В поэме «Гарен» преобладает феодальный дух, но она благосклонна и к церковникам. Мы не утверждаем, что тогда было много монахов, способных согласиться на подобное дело, но следует признать, что во множестве и всякого рода они встречались на ассамблеях, при дворах, и их заставляли заниматься понемногу всем. Они даже следовали за войсками, что возмущает Филиппа Арвана, вопрошающего, почему их видят в сражениях и на турнирах. Почему? Странно, что аббат Бон-Эсперанса задает подобный вопрос. Как и все современники Филиппа Августа, он должен был знать, что повсюду, где пребывало войско, находилась также и группа клириков и монахов, черных или белых, «миротворцев», у которых была двойная миссия; прежде всего они становились посредниками между воюющими сторонами, побуждая их заключать во имя Церкви и крестового похода если не окончательный мир, то по крайней мере перемирие. На каждой странице хроник идет речь об усилиях, прилагаемых «мужами веры», дабы помешать рыцарям схватиться, а потом, когда, невзирая на миротворческие попытки, битва начинается, клирики и монахи становятся санитарами, они доставляют раненых к лекарям; впрочем, многие из этих лекарей сами монахи, учившиеся в Монпелье или Салерно.
И опять-таки погребением умерших занимаются именно монахи, ибо благородные рыцари любят, чтобы их хоронили в аббатствах, счастливые, что могут перед смертью облачиться в монашеское одеяние. В самом деле, хроники и хартии приводят нам тысячи подобных примеров, и жесты являются здесь лишь отголоском действительности. Гарен приказывает аббату св. Винцентия Ланского: «Велите, — говорит он, — подобрать, покрыть и похоронить только что погибших моих друзей. Я завещаю ренты, дабы Бог помиловал их». Эрве де Мец также вызывает аббата Сен-Сернена в Бордо, и тот приезжает в сопровождении двух монахов. «Сеньор аббат, — говорит ему Эрве, — я требую, чтобы ты похоронил двух молодых людей у главного алтаря Сен-Сернена. Если ты согласишься на это, я выделю тебе значительную часть денег из моей казны». — «Как вам угодно», — отвечает аббат. И, как только омыли тела, он велел сопроводить их в монастырь Сен-Сернен на указанное герцогом место. Это означает неожиданные прибыли для монастыря. Неудивительно, что монах играет определенную роль в жизни рыцаря и что повсюду, где знать сражается и убивает друг друга, то на войне, то на турнирах, столь частых в эпоху Филиппа Августа, встречаются монахи, готовые ухаживать за ранеными, отпевать и хоронить мертвых.
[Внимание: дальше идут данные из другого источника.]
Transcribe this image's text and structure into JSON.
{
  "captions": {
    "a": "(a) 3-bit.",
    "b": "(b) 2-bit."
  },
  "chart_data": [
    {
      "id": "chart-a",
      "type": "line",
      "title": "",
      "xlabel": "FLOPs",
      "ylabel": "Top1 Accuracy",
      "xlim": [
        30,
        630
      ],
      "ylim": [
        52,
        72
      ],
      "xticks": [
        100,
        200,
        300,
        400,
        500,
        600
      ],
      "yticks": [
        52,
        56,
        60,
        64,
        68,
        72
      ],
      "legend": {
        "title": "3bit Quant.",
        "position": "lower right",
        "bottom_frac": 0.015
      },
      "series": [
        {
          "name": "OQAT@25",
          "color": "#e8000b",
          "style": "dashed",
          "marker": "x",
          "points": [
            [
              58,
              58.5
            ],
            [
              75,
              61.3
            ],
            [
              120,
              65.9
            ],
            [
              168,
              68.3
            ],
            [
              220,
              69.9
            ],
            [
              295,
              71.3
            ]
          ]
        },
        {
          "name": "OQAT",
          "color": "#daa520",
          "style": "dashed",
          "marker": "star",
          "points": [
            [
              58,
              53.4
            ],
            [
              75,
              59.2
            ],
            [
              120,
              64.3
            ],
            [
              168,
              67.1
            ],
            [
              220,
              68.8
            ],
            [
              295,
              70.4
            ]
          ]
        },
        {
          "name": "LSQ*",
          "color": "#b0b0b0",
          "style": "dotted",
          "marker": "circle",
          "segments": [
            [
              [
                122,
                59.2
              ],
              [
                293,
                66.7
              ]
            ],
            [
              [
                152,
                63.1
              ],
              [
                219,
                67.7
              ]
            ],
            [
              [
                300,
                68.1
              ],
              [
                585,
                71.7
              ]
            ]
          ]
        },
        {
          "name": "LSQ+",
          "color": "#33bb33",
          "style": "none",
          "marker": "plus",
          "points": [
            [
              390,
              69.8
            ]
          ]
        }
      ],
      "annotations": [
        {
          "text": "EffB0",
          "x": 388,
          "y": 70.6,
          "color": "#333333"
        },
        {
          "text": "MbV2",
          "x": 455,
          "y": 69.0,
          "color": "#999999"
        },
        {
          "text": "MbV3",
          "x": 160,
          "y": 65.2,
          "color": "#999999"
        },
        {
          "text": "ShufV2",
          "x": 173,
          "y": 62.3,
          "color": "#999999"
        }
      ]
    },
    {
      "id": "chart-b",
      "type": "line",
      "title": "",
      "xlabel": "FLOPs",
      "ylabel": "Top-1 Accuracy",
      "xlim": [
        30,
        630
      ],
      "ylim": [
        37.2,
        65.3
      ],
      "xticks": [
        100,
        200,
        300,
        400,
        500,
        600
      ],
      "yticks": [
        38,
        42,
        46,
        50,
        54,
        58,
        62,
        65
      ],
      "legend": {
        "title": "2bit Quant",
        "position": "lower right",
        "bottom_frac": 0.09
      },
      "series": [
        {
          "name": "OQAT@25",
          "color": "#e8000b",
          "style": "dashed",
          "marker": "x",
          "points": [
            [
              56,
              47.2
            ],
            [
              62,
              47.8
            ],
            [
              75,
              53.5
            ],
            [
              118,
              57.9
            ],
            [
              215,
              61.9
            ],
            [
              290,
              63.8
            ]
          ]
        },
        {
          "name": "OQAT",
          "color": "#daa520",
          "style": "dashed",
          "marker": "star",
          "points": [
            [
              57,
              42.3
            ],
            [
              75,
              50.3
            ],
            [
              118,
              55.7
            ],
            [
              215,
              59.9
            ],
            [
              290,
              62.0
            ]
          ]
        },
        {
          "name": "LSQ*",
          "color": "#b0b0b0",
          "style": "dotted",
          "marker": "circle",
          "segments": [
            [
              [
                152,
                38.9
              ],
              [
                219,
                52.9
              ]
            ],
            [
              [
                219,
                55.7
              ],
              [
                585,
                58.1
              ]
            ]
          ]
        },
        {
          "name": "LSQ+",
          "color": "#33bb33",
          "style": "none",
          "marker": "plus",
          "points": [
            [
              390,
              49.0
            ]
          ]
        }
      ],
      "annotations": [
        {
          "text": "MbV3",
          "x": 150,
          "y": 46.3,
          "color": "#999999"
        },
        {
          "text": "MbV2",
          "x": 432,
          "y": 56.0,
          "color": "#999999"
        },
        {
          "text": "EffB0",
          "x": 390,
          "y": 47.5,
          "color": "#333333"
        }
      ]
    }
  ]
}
«Acedia», эта неизлечимая хандра, это мистическое томление, которое испытывают проповедники, является лишь страстным желанием покинуть монастырскую темницу и жить на свежем воздухе, на свободе, среди народа, который чем-то занимается и разговаривает. Один из наиболее знаменитых современников Филиппа Августа, философ и теолог Алан Лилльский, высказал это в совершенно ясных выражениях: «Сия „acedia“ приводит к тому, что в монастыре страшатся строгости устава: хотят изысканнее есть, спать на менее жестких постелях, сократить бдения, меньше соблюдать тишину и даже полностью ее нарушать. Именно она питает пороки и увлекает монахов из их аббатства».